Happy moments in the rain
Go to school in the afternoon, the weather is bad, the ants move, and Yaner flies low to convey the news. The sky was gloomy, and suddenly a white light flashed across the night sky, followed by deafening thunder, and the rain fell from the sky without waiting for a moment. "Bell-"after school, but I didn't bring my umbrella, so I sat helplessly on the board and waited. Soon I saw a familiar figure among my parents-dad. Tears streaming down my face, I took the rain gear handed over by my father and rode home with my father. It keeps raining and my heart keeps warm. My father and I were speechless all the way, but I can feel that there are thousands of words in each other's hearts, and we feel each other. At that moment in the rain, the flower of happiness bloomed again.

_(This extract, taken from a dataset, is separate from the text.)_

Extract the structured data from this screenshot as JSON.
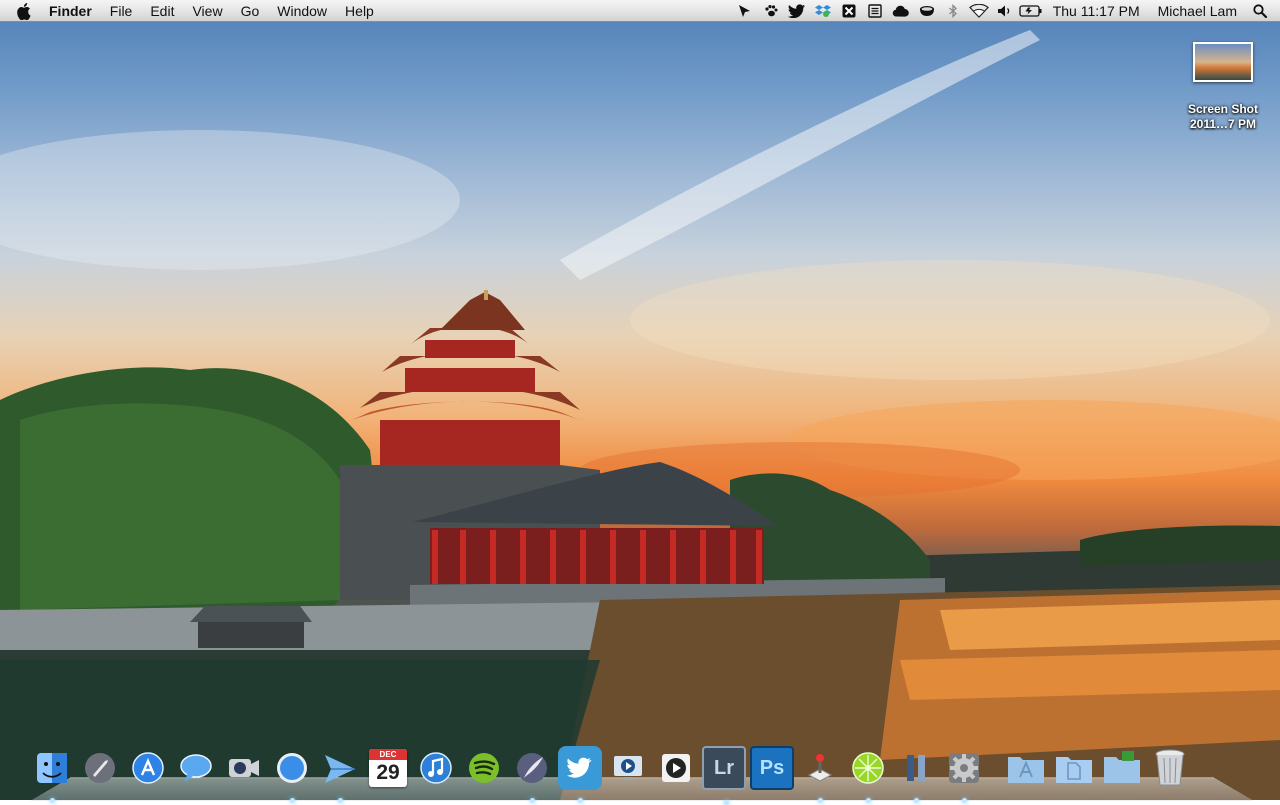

Happy event after fever has gone down.
Somehow, my mother had a high fever, went to the hospital for examination and prescribed several drugs, but the effect was not obvious. It's only a little lower, and my mother still feels bad. I have been sitting next to her at this time, just like when I was a child, I had a fever and she sat next to me. I give medicine bit by bit and take care of my mother. Time passed little by little, and the efforts paid off. My mother's fever is all gone. I jumped three feet when I saw the normal temperature of the thermometer. My mother said with tears, "My daughter has grown up." The flower of happiness bloomed at that moment.
Happiness is like a flower, with too many unforgettable moments. May the flower of happiness bloom in every corner of the world.